LWN.net Weekly Edition for July 9, 2015
A better story for multi-core Python
Running the standard Python interpreter in threads on multiple CPU cores has always resulted in a smaller performance gain than one might naively think—or hope for. Because of the CPython global interpreter lock (GIL), only one thread of execution can be running in the interpreter core at any given time. Removing the GIL has long been a topic of discussion in Python circles, and various alternative Python implementations have either removed or worked around the GIL. A recent discussion on the python-ideas mailing list looked at a different approach to providing a better multi-core story for Python.
In a post that was optimistically titled
"solving multi-core Python
", Eric Snow outlined an approach that did not
rely on removing the GIL, but instead relies on "subinterpreters" and a
mechanism to
share objects between them. The multi-core problem is partly
a public
relations problem for the language, Snow said, but it needs solving for
that and other, more technical reasons.
Subinterpreters
The basic principle behind Snow's proposal is to take the existing subinterpreter support and to expose it in the Python language as a concurrency mechanism. The subinterpreters would run in separate threads, but would not generally share data with each other, at least implicitly, unlike the typical use of threads. Data would only be exchanged explicitly via channels (similar to those in the Go language). One of the main influences for Snow's thoughts (and for Go's concurrency model) is Tony Hoare's "Communicating Sequential Processes".
Handling objects shared between subinterpreters is one of the areas that requires more thought, Snow said. One way forward might be to only allow immutable objects to be shared between the subinterpreters. In order to do that, though, it probably makes sense to move the reference counts (used for garbage collection) out of the objects themselves and into a separate table. That would allow the objects themselves to be truly unchanging, which could also help performance in the multi-processing (i.e. fork()) case by avoiding page copies (via copy-on-write) of objects that are simply being referenced again, as Nick Coghlan pointed out.
Other areas that need to be considered are what the restrictions on subinterpreters would be.
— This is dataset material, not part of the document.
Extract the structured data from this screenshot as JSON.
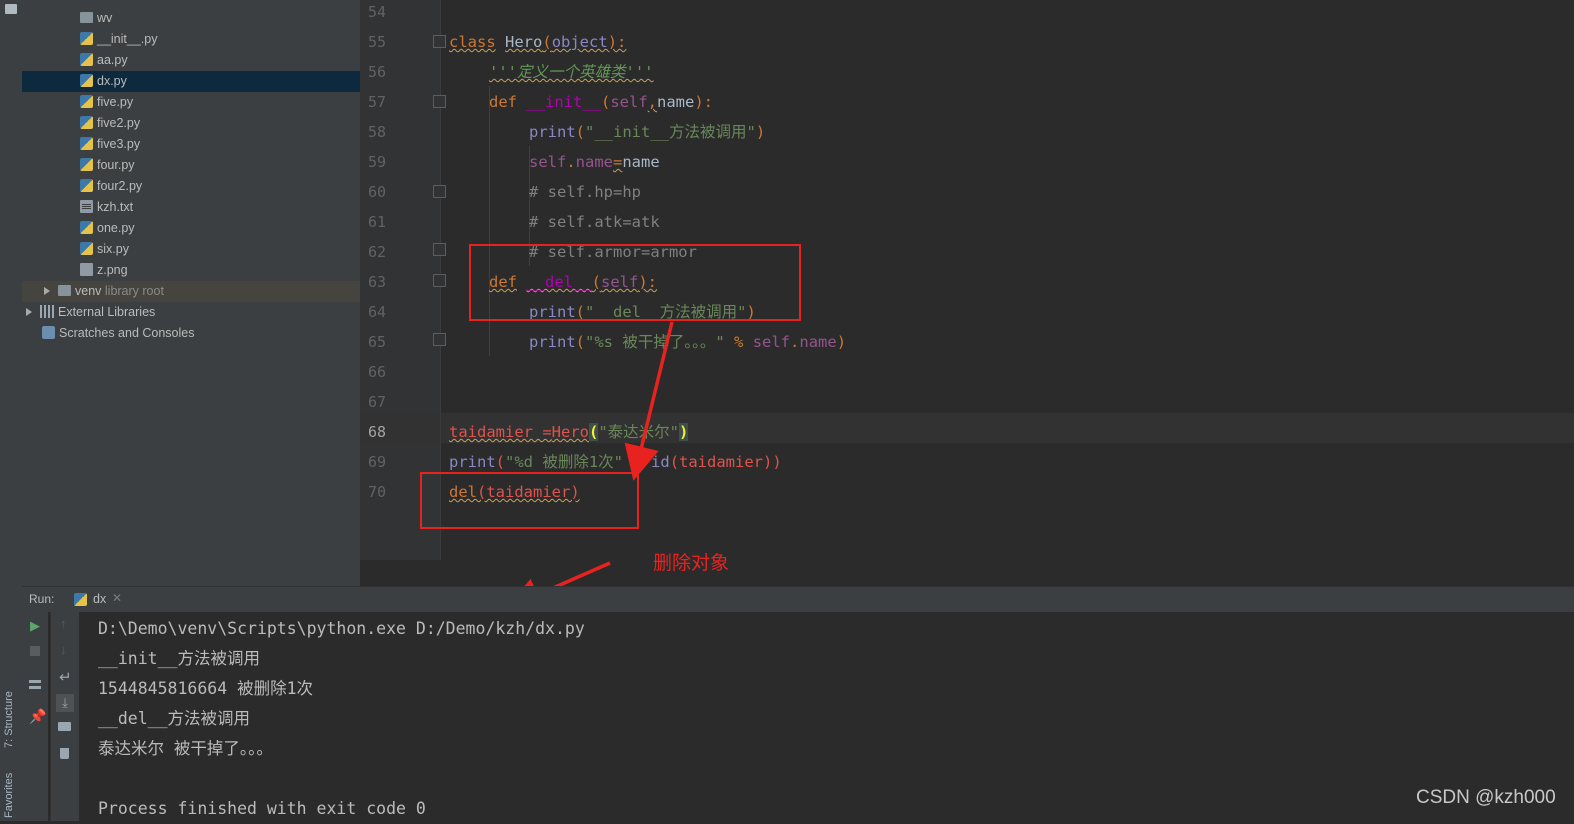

If, for example, subinterpreters were not allowed to start new threads, they would be single-threaded and not require a GIL. Or the GIL for subinterpreters could be replaced with a "local interpreter lock", with the main GIL used in the main interpreter and to mediate interaction between subinterpreters. There is also a question about using fork() in subinterpreters. In the initial email, Snow suggested disallowing that, but in the discussion that followed, he seemed to rethink that.
The proposal is clearly a kind of early stage "request for comment" (or
"a shot over the bow
" as Snow put it) but it did spark quite a
bit of discussion and some fairly favorable comments. Yury Selivanov was
quite interested in the idea, for example,
noting that just being able to share immutable objects would be useful:
Concerns
But Gregory Smith was concerned about the
impact of each subinterpreter needing to re-import all of the modules used
by the main interpreter, since those would not be shared. That would
reduce the effectiveness of Snow's model. On the other
hand, though, Smith sees a potential upside as well: "I think a
result of it
could be to make our subinterpreter support better which would be a good
thing.
" Several suggestions were made for ways to speed up the
startup time for subinterpreters or to share more state (such as modules)
between the
interpreters.
Several in the thread believed that the existing, fork()-based concurrency was the right way forward, at least for POSIX systems. For example, Devin Jeanpierre said:
While fork() does provide those benefits, it is only available on
POSIX systems. It is different than Snow's goal, which is "to make it obvious and undeniable that
Python (3.6+) has a good multi-core story
", which is partly a matter
of public perception. The subinterpreter idea
is just a means to that end, he said, and he would be happy to see a different
solution if it fulfilled that goal. In the meantime, though, his proposal
has some characteristics that multi-processing with fork() lacks:
But Sturla Molden pointed to the lack of
fork() for Windows as one of the real reasons behind Snow's proposal: "It then boils down to a workaround for the fact that
Windows cannot fork, which makes it particularly bad for running
CPython
". But, as Snow said, Python
cannot ignore Windows. Beyond that, though, even with the "superior"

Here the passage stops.